К. Ш.: Но вот твой фильм «Дикий, дикий пляж» — ты знаешь, сколько человек его скачало в интернете?
А. Р.: Нет, не знаю.
К. Ш.: 2 500. А, например, «Птица-Гоголь» Парфенова — более 10 000 закачек. При том, что твой фильм посмотреть больше негде. О чем это говорит?
А. Р.: Ни о чем абсолютно не говорит. Есть люди, которые пьют чай, есть люди, которые пьют матэ. Люди, которые пьют матэ в России, менее многочисленны. И все. Просто я занимаюсь чем-то таким, что нужно двум с половиной тысячам людей.
К. Ш.: И тебя это устраивает?
А. Р.: Да.
К. Ш.: Тогда почему ты сказал, что авторское документальное кино — это скучно?
А. Р.: Нет, я не сказал, что это скучно в принципе, я сказал, что это для меня стало скучно.

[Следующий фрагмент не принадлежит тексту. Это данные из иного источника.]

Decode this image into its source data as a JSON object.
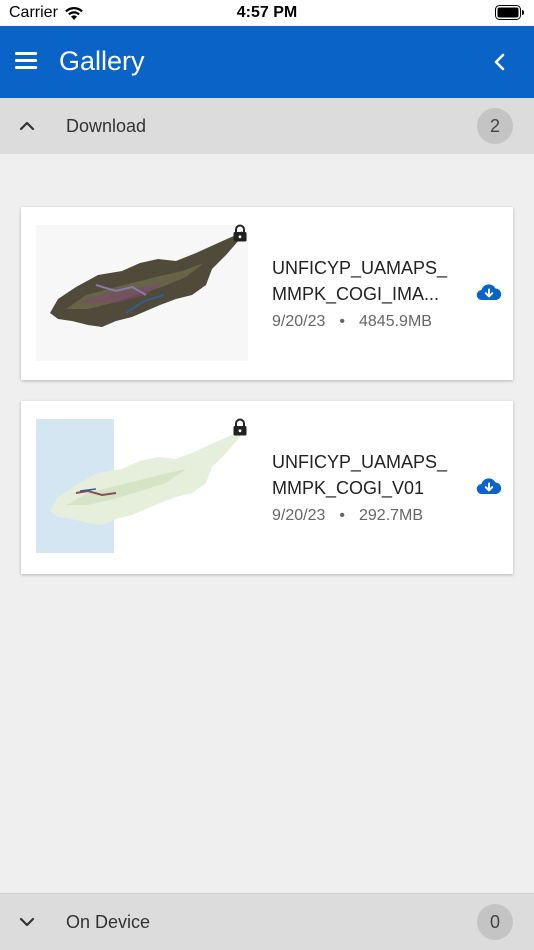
{
  "status_bar": {
    "carrier": "Carrier",
    "time": "4:57 PM"
  },
  "app_bar": {
    "title": "Gallery",
    "color": "#0a64c8"
  },
  "sections": {
    "download": {
      "label": "Download",
      "count": "2",
      "expanded": true
    },
    "on_device": {
      "label": "On Device",
      "count": "0",
      "expanded": false
    }
  },
  "items": [
    {
      "name_line1": "UNFICYP_UAMAPS_",
      "name_line2": "MMPK_COGI_IMA...",
      "date": "9/20/23",
      "dot": "•",
      "size": "4845.9MB",
      "locked": true,
      "thumbnail": "satellite-imagery-cyprus"
    },
    {
      "name_line1": "UNFICYP_UAMAPS_",
      "name_line2": "MMPK_COGI_V01",
      "date": "9/20/23",
      "dot": "•",
      "size": "292.7MB",
      "locked": true,
      "thumbnail": "vector-map-cyprus"
    }
  ],
  "icons": {
    "menu": "hamburger-icon",
    "back": "chevron-left-icon",
    "collapse": "chevron-up-icon",
    "expand": "chevron-down-icon",
    "lock": "lock-icon",
    "download": "cloud-download-icon"
  }
}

Потому что я в какой-то момент понял, что технология (а технология в документальном кино — это всегда путь к новой степени правды, к новой свободе) — что технология эта мной изучена. Это все равно, как если бы я вырос, и все равно продолжал ходить в детский сад.
К. Ш.: А почему все известные режиссеры-документалисты, на которых ходили миллионы в Советском Союзе, до сих пор снимают свое кино, а тебе вдруг стало скучно?

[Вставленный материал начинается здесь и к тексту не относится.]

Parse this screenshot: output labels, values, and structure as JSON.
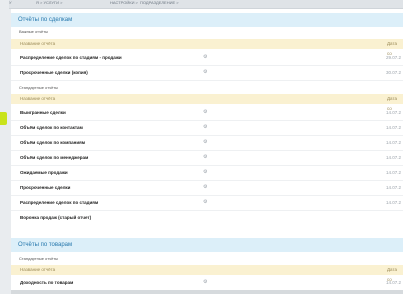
{
  "topbar": {
    "items": [
      "ЧКУ",
      "Я > УСЛУГИ >",
      "НАСТРОЙКИ >",
      "ПОДРАЗДЕЛЕНИЕ >"
    ]
  },
  "sections": [
    {
      "title": "Отчёты по сделкам",
      "groups": [
        {
          "label": "Важные отчёты",
          "header": {
            "name": "Название отчёта",
            "date": "Дата со"
          },
          "rows": [
            {
              "name": "Распределение сделок по стадиям - продажи",
              "date": "29.07.2"
            },
            {
              "name": "Просроченные сделки (копия)",
              "date": "30.07.2"
            }
          ]
        },
        {
          "label": "Стандартные отчёты",
          "header": {
            "name": "Название отчёта",
            "date": "Дата со"
          },
          "rows": [
            {
              "name": "Выигранные сделки",
              "date": "14.07.2"
            },
            {
              "name": "Объём сделок по контактам",
              "date": "14.07.2"
            },
            {
              "name": "Объём сделок по компаниям",
              "date": "14.07.2"
            },
            {
              "name": "Объём сделок по менеджерам",
              "date": "14.07.2"
            },
            {
              "name": "Ожидаемые продажи",
              "date": "14.07.2"
            },
            {
              "name": "Просроченные сделки",
              "date": "14.07.2"
            },
            {
              "name": "Распределение сделок по стадиям",
              "date": "14.07.2"
            },
            {
              "name": "Воронка продаж (старый отчет)",
              "date": ""
            }
          ]
        }
      ]
    },
    {
      "title": "Отчёты по товарам",
      "groups": [
        {
          "label": "Стандартные отчёты",
          "header": {
            "name": "Название отчёта",
            "date": "Дата со"
          },
          "rows": [
            {
              "name": "Доходность по товарам",
              "date": "14.07.2"
            }
          ]
        }
      ]
    }
  ]
}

А. Р.: Я в этом не уверен. Мне кажется, все талантливые режиссеры доходят до какой-то точки в своем развитии, после которой они неминуемо либо замолкают, либо начинают делать что-то другое. Вот например, мы давно не видим ничего, чтобы сделал Косаковский. На мой взгляд, он гений совершеннейший, но он как-то замолчал.
К. Ш.: Ну вот есть Разбежкина, есть Дворцевой, есть твой проект с Костомаровым, полуигровой, полудокументальный. Получается, что все больше режиссеров выходят из этого гетто авторской документалистики, и это связано банально с отсутствием зрителей на этой площадке. Разве нет?
А. Р.: Нет, не думаю. У каждого связано с разным. Документалист Разбежкина — на самом деле абсолютный игровик и делала свое кино игровыми методами, и в этом смысле она не изменила себе. Дворцевой — это история нравственного выбора. Он объявил об этом: как только он захотел помочь своему герою, как только он переступил границу кадра, он понял, что надо уходить из документального кино. Я думаю, что это кризис мировоззрения, может быть, возраста...
К. Ш.: Но это не кризис документального кино?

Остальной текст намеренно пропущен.